Dubai:  The recent decline in gold prices, coupled with the Diwali season, has stoked up a buying frenzy at Dubai’s jewellery stores, with one of Dubai's biggest retailers reporting a “surge” in sales over the last few days.

Karim Merchant, managing director and CEO of Pure Gold Jewellers, said this is a great time for retail investors to stock up on gold, adding that prices could fall even further before the end of the year.

“We expect gold to pay in the range of $1,050 to $1,150 [per ounce] until the end of the year. We strongly feel that a price dip is a good opportunity for retail investors to enter the market and build their portfolio with a long-term view,” Merchant told Gulf News.

As of 2.30pm on Tuesday, 24-carat gold was retailing at Dh131.50 per gram, still down by Dh10 from nearly three weeks earlier. The price for 22-carat gold stood at Dh125.25, while 21K and 18K traded at Dh120 and Dh104 per gram, respectively.

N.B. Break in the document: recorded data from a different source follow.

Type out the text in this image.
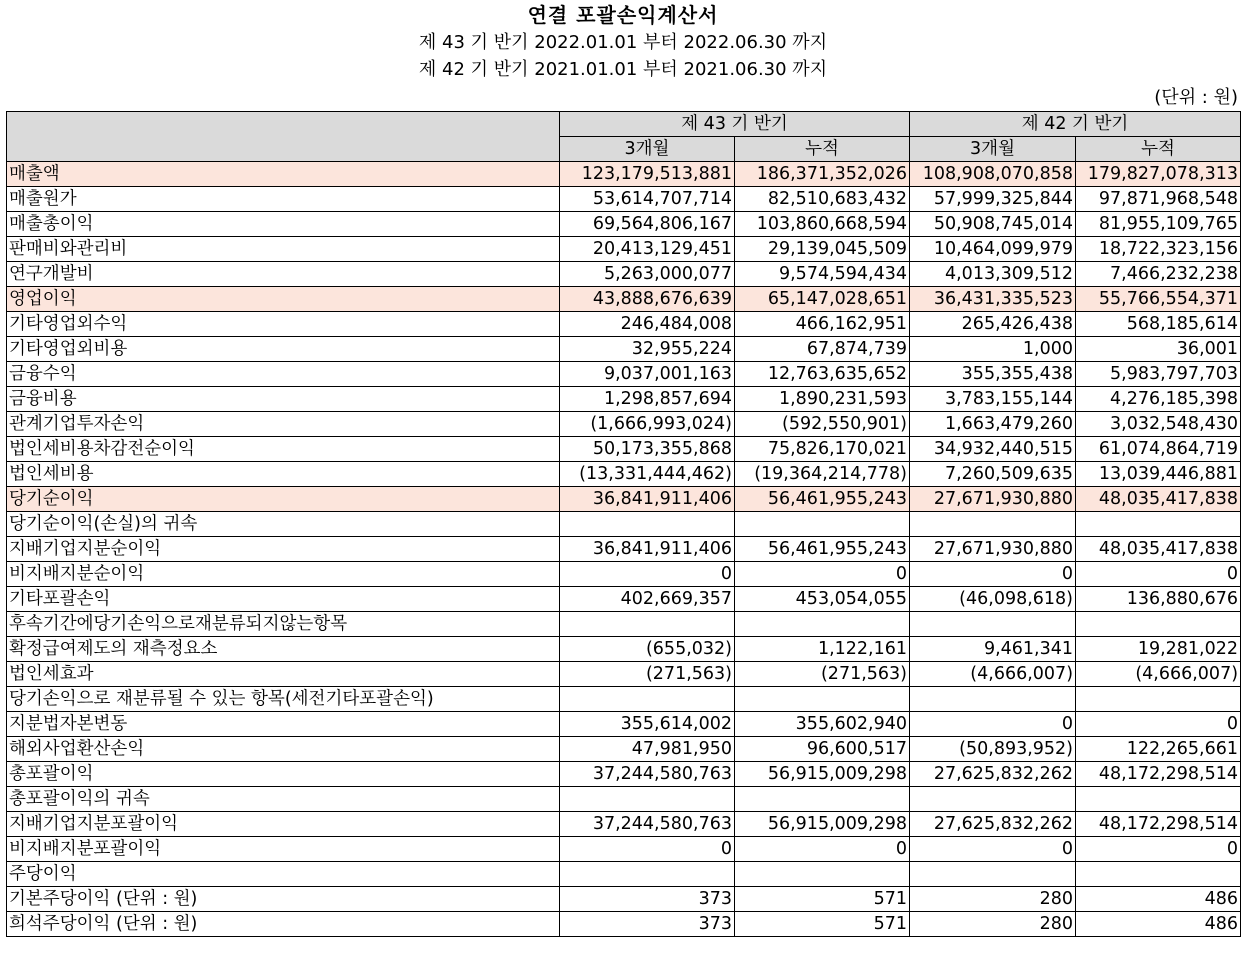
연결 포괄손익계산서
제 43 기 반기 2022.01.01 부터 2022.06.30 까지
제 42 기 반기 2021.01.01 부터 2021.06.30 까지
(단위 : 원)
	제 43 기 반기		제 42 기 반기	
	3개월	누적	3개월	누적
매출액	123,179,513,881	186,371,352,026	108,908,070,858	179,827,078,313
매출원가	53,614,707,714	82,510,683,432	57,999,325,844	97,871,968,548
매출총이익	69,564,806,167	103,860,668,594	50,908,745,014	81,955,109,765
판매비와관리비	20,413,129,451	29,139,045,509	10,464,099,979	18,722,323,156
연구개발비	5,263,000,077	9,574,594,434	4,013,309,512	7,466,232,238
영업이익	43,888,676,639	65,147,028,651	36,431,335,523	55,766,554,371
기타영업외수익	246,484,008	466,162,951	265,426,438	568,185,614
기타영업외비용	32,955,224	67,874,739	1,000	36,001
금융수익	9,037,001,163	12,763,635,652	355,355,438	5,983,797,703
금융비용	1,298,857,694	1,890,231,593	3,783,155,144	4,276,185,398
관계기업투자손익	(1,666,993,024)	(592,550,901)	1,663,479,260	3,032,548,430
법인세비용차감전순이익	50,173,355,868	75,826,170,021	34,932,440,515	61,074,864,719
법인세비용	(13,331,444,462)	(19,364,214,778)	7,260,509,635	13,039,446,881
당기순이익	36,841,911,406	56,461,955,243	27,671,930,880	48,035,417,838
당기순이익(손실)의 귀속				
지배기업지분순이익	36,841,911,406	56,461,955,243	27,671,930,880	48,035,417,838
비지배지분순이익	0	0	0	0
기타포괄손익	402,669,357	453,054,055	(46,098,618)	136,880,676
후속기간에당기손익으로재분류되지않는항목				
확정급여제도의 재측정요소	(655,032)	1,122,161	9,461,341	19,281,022
법인세효과	(271,563)	(271,563)	(4,666,007)	(4,666,007)
당기손익으로 재분류될 수 있는 항목(세전기타포괄손익)				
지분법자본변동	355,614,002	355,602,940	0	0
해외사업환산손익	47,981,950	96,600,517	(50,893,952)	122,265,661
총포괄이익	37,244,580,763	56,915,009,298	27,625,832,262	48,172,298,514
총포괄이익의 귀속				
지배기업지분포괄이익	37,244,580,763	56,915,009,298	27,625,832,262	48,172,298,514
비지배지분포괄이익	0	0	0	0
주당이익				
기본주당이익 (단위 : 원)	373	571	280	486
희석주당이익 (단위 : 원)	373	571	280	486
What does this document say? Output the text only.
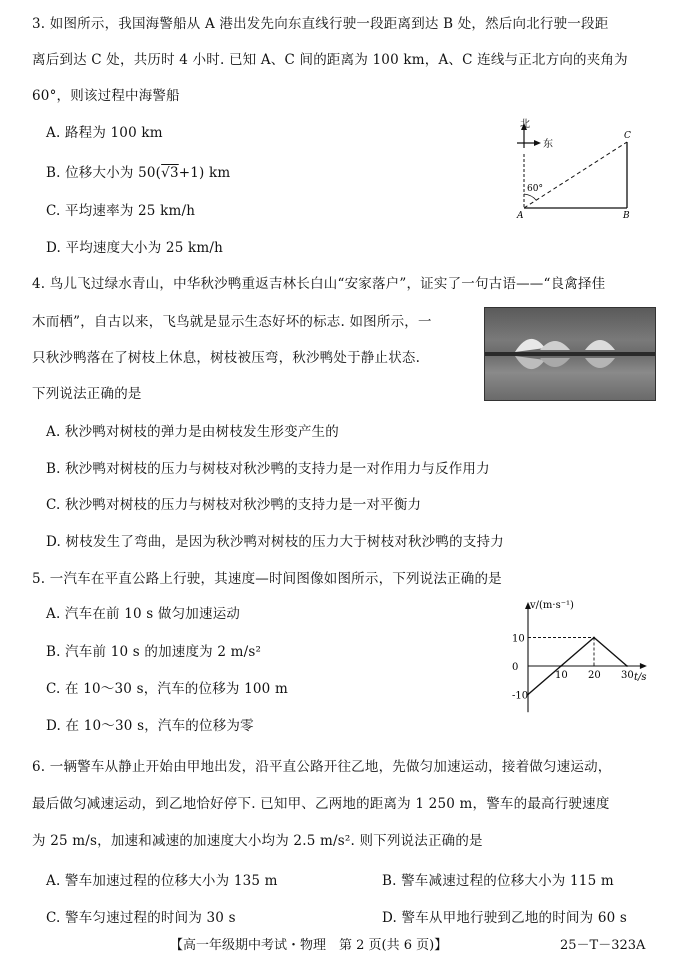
3. 如图所示，我国海警船从 A 港出发先向东直线行驶一段距离到达 B 处，然后向北行驶一段距
离后到达 C 处，共历时 4 小时. 已知 A、C 间的距离为 100 km，A、C 连线与正北方向的夹角为
60°，则该过程中海警船
A. 路程为 100 km
B. 位移大小为 50(√3+1) km
C. 平均速率为 25 km/h
D. 平均速度大小为 25 km/h
北
东
60°
A	B
C
4. 鸟儿飞过绿水青山，中华秋沙鸭重返吉林长白山“安家落户”，证实了一句古语——“良禽择佳
木而栖”，自古以来，飞鸟就是显示生态好坏的标志. 如图所示，一
只秋沙鸭落在了树枝上休息，树枝被压弯，秋沙鸭处于静止状态.
下列说法正确的是
A. 秋沙鸭对树枝的弹力是由树枝发生形变产生的
B. 秋沙鸭对树枝的压力与树枝对秋沙鸭的支持力是一对作用力与反作用力
C. 秋沙鸭对树枝的压力与树枝对秋沙鸭的支持力是一对平衡力
D. 树枝发生了弯曲，是因为秋沙鸭对树枝的压力大于树枝对秋沙鸭的支持力
5. 一汽车在平直公路上行驶，其速度—时间图像如图所示，下列说法正确的是
A. 汽车在前 10 s 做匀加速运动
B. 汽车前 10 s 的加速度为 2 m/s²
C. 在 10～30 s，汽车的位移为 100 m
D. 在 10～30 s，汽车的位移为零
v/(m·s⁻¹)
t/s
10 20 30
10
0
-10
6. 一辆警车从静止开始由甲地出发，沿平直公路开往乙地，先做匀加速运动，接着做匀速运动，
最后做匀减速运动，到乙地恰好停下. 已知甲、乙两地的距离为 1 250 m，警车的最高行驶速度
为 25 m/s，加速和减速的加速度大小均为 2.5 m/s². 则下列说法正确的是
A. 警车加速过程的位移大小为 135 m	B. 警车减速过程的位移大小为 115 m
C. 警车匀速过程的时间为 30 s	D. 警车从甲地行驶到乙地的时间为 60 s
【高一年级期中考试・物理　第 2 页(共 6 页)】	25－T－323A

Merchant said he has seen an increase in gold buying activity recently, with most consumers taking on interest in heavy jewellery pieces.

“Customers are using the fall in gold prices as an opportunity to slowly explore heavier weight design. Again, the buying [activity] is cyclical due to the upcoming wedding season.”

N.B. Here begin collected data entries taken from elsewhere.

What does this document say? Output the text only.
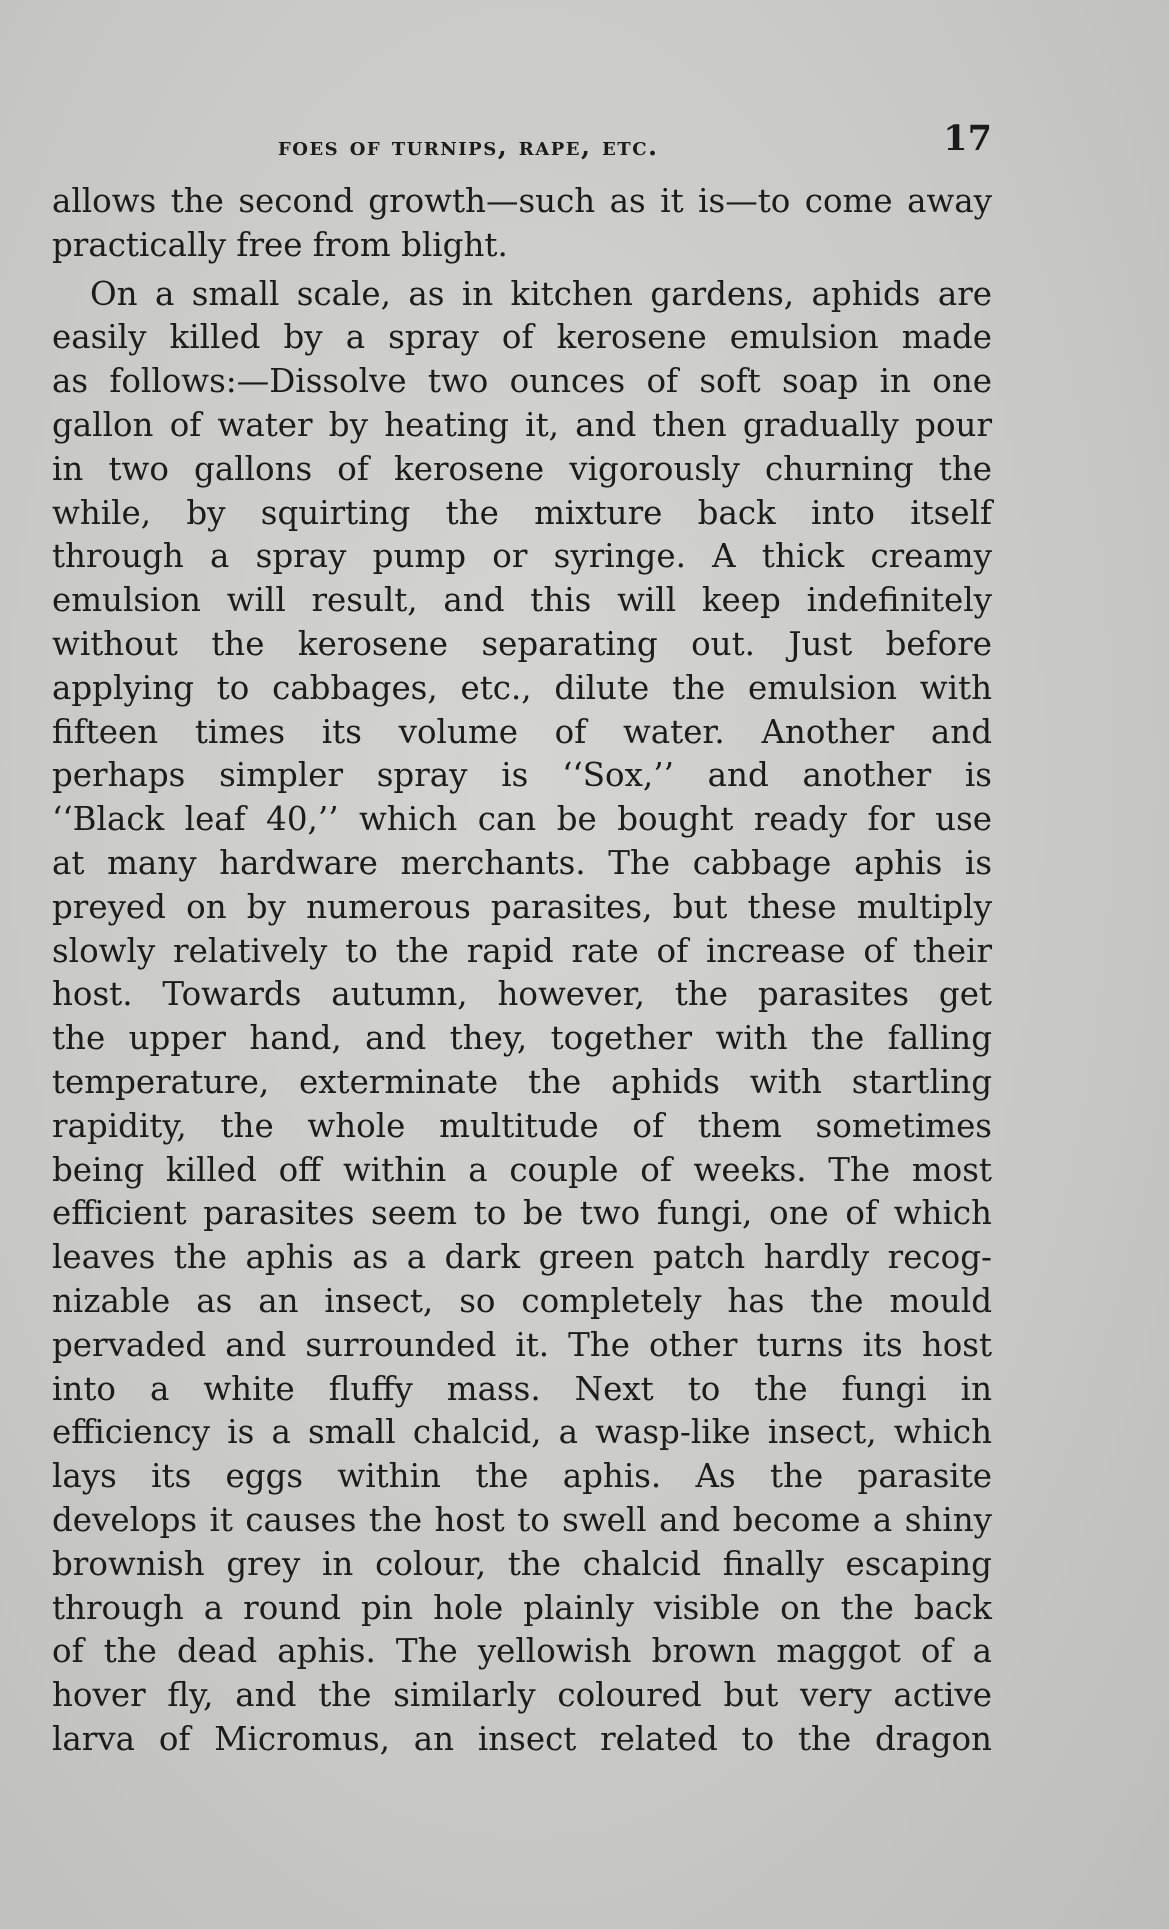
foes of turnips, rape, etc.	17

allows the second growth—such as it is—to come away

practically free from blight.

On a small scale, as in kitchen gardens, aphids are

easily killed by a spray of kerosene emulsion made

as follows:—Dissolve two ounces of soft soap in one

gallon of water by heating it, and then gradually pour

in two gallons of kerosene vigorously churning the

while, by squirting the mixture back into itself

through a spray pump or syringe. A thick creamy

emulsion will result, and this will keep indefinitely

without the kerosene separating out. Just before

applying to cabbages, etc., dilute the emulsion with

fifteen times its volume of water. Another and

perhaps simpler spray is ‘‘Sox,’’ and another is

‘‘Black leaf 40,’’ which can be bought ready for use

at many hardware merchants. The cabbage aphis is

preyed on by numerous parasites, but these multiply

slowly relatively to the rapid rate of increase of their

host. Towards autumn, however, the parasites get

the upper hand, and they, together with the falling

temperature, exterminate the aphids with startling

rapidity, the whole multitude of them sometimes

being killed off within a couple of weeks. The most

efficient parasites seem to be two fungi, one of which

leaves the aphis as a dark green patch hardly recog-

nizable as an insect, so completely has the mould

pervaded and surrounded it. The other turns its host

into a white fluffy mass. Next to the fungi in

efficiency is a small chalcid, a wasp-like insect, which

lays its eggs within the aphis. As the parasite

develops it causes the host to swell and become a shiny

brownish grey in colour, the chalcid finally escaping

through a round pin hole plainly visible on the back

of the dead aphis. The yellowish brown maggot of a

hover fly, and the similarly coloured but very active

larva of Micromus, an insect related to the dragon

Until last Monday, the bullion had been on a losing streak for eight days, dropping to as low as $1,100 an ounce and dragging retail prices in Dubai to as low as Dh131 per gram. As of 0646 GMT on Tuesday, spot gold was trading at $1,092.35.

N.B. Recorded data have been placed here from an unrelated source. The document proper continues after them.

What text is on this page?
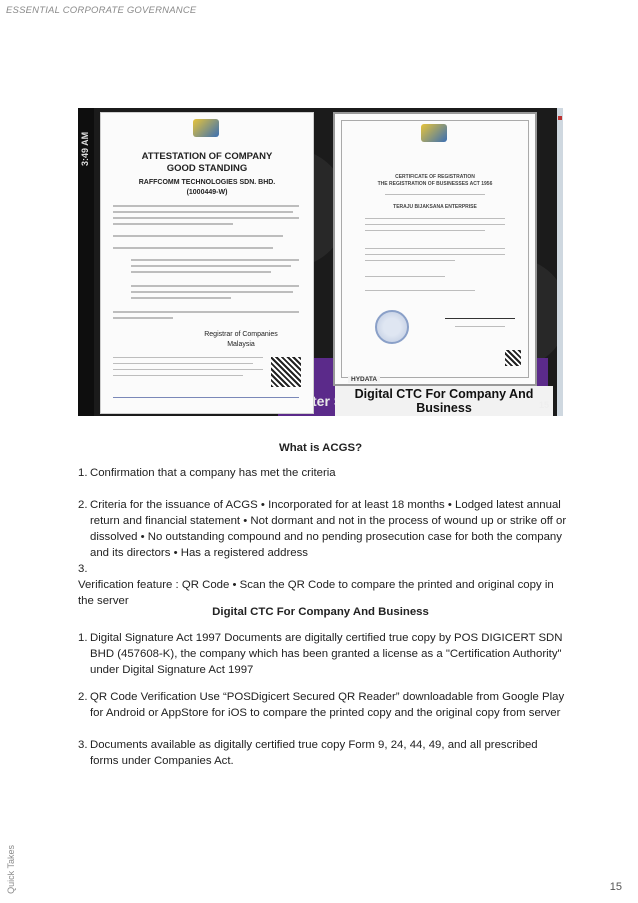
ESSENTIAL CORPORATE GOVERNANCE
Quick Takes	15
3:49 AM	ATTESTATION OF COMPANY
GOOD STANDING
RAFFCOMM TECHNOLOGIES SDN. BHD.
(1000449-W)
Registrar of Companies
Malaysia
CERTIFICATE OF REGISTRATION
THE REGISTRATION OF BUSINESSES ACT 1956
TERAJU BIJAKSANA ENTERPRISE
HYDATA
Digital CTC For Company And Business	15
What is ACGS?
1. Confirmation that a company has met the criteria
2. Criteria for the issuance of ACGS • Incorporated for at least 18 months • Lodged latest annual return and financial statement • Not dormant and not in the process of wound up or strike off or dissolved • No outstanding compound and no pending prosecution case for both the company and its directors • Has a registered address
3.
Verification feature : QR Code • Scan the QR Code to compare the printed and original copy in the server
Digital CTC For Company And Business
1. Digital Signature Act 1997 Documents are digitally certified true copy by POS DIGICERT SDN BHD (457608-K), the company which has been granted a license as a "Certification Authority" under Digital Signature Act 1997
2. QR Code Verification Use “POSDigicert Secured QR Reader” downloadable from Google Play for Android or AppStore for iOS to compare the printed copy and the original copy from server
3. Documents available as digitally certified true copy Form 9, 24, 44, 49, and all prescribed forms under Companies Act.
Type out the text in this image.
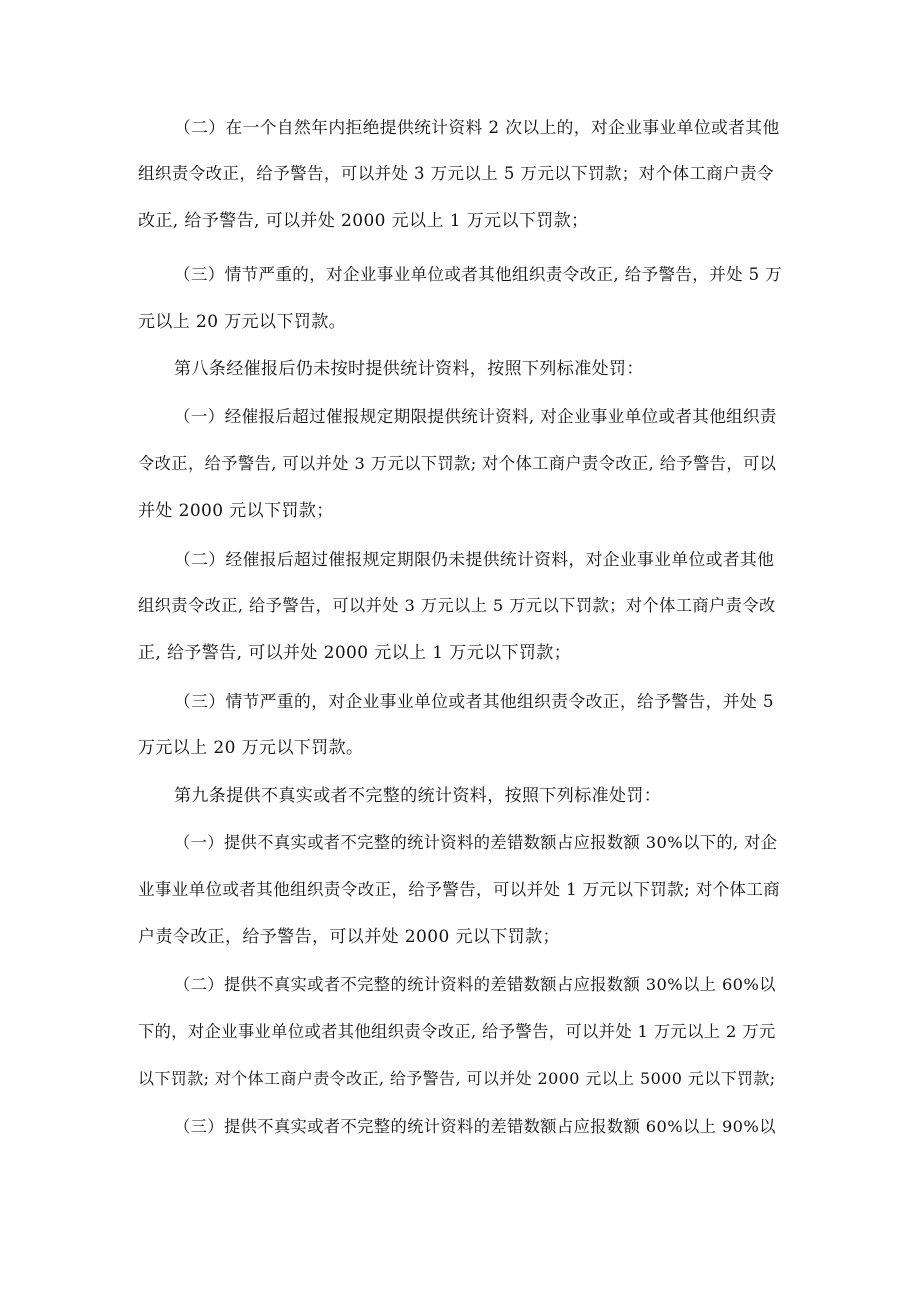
（二）在一个自然年内拒绝提供统计资料 2 次以上的，对企业事业单位或者其他
组织责令改正，给予警告，可以并处 3 万元以上 5 万元以下罚款；对个体工商户责令
改正, 给予警告, 可以并处 2000 元以上 1 万元以下罚款；
（三）情节严重的，对企业事业单位或者其他组织责令改正, 给予警告，并处 5 万
元以上 20 万元以下罚款。
第八条经催报后仍未按时提供统计资料，按照下列标准处罚：
（一）经催报后超过催报规定期限提供统计资料, 对企业事业单位或者其他组织责
令改正，给予警告, 可以并处 3 万元以下罚款; 对个体工商户责令改正, 给予警告，可以
并处 2000 元以下罚款；
（二）经催报后超过催报规定期限仍未提供统计资料，对企业事业单位或者其他
组织责令改正, 给予警告，可以并处 3 万元以上 5 万元以下罚款；对个体工商户责令改
正, 给予警告, 可以并处 2000 元以上 1 万元以下罚款；
（三）情节严重的，对企业事业单位或者其他组织责令改正，给予警告，并处 5
万元以上 20 万元以下罚款。
第九条提供不真实或者不完整的统计资料，按照下列标准处罚：
（一）提供不真实或者不完整的统计资料的差错数额占应报数额 30%以下的, 对企
业事业单位或者其他组织责令改正，给予警告，可以并处 1 万元以下罚款; 对个体工商
户责令改正，给予警告，可以并处 2000 元以下罚款；
（二）提供不真实或者不完整的统计资料的差错数额占应报数额 30%以上 60%以
下的，对企业事业单位或者其他组织责令改正, 给予警告，可以并处 1 万元以上 2 万元
以下罚款; 对个体工商户责令改正, 给予警告, 可以并处 2000 元以上 5000 元以下罚款;
（三）提供不真实或者不完整的统计资料的差错数额占应报数额 60%以上 90%以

“"Gold will stay below $1,100 as the interest rate hike becomes more and more imminent," Mark To, head of research at Hong Kong's Wing Fung Financial Group, was quoted by Reuters as saying.

The decline has been attributed to heightened expectations of a Fed rate increase in December, fueled by strong employment data in the United States.

The United States economy added 271,000 non-farm jobs last October, particularly in the professional and business services, health care, retail trade, construction and food service industries, according to the Bureau of Labour Statistics.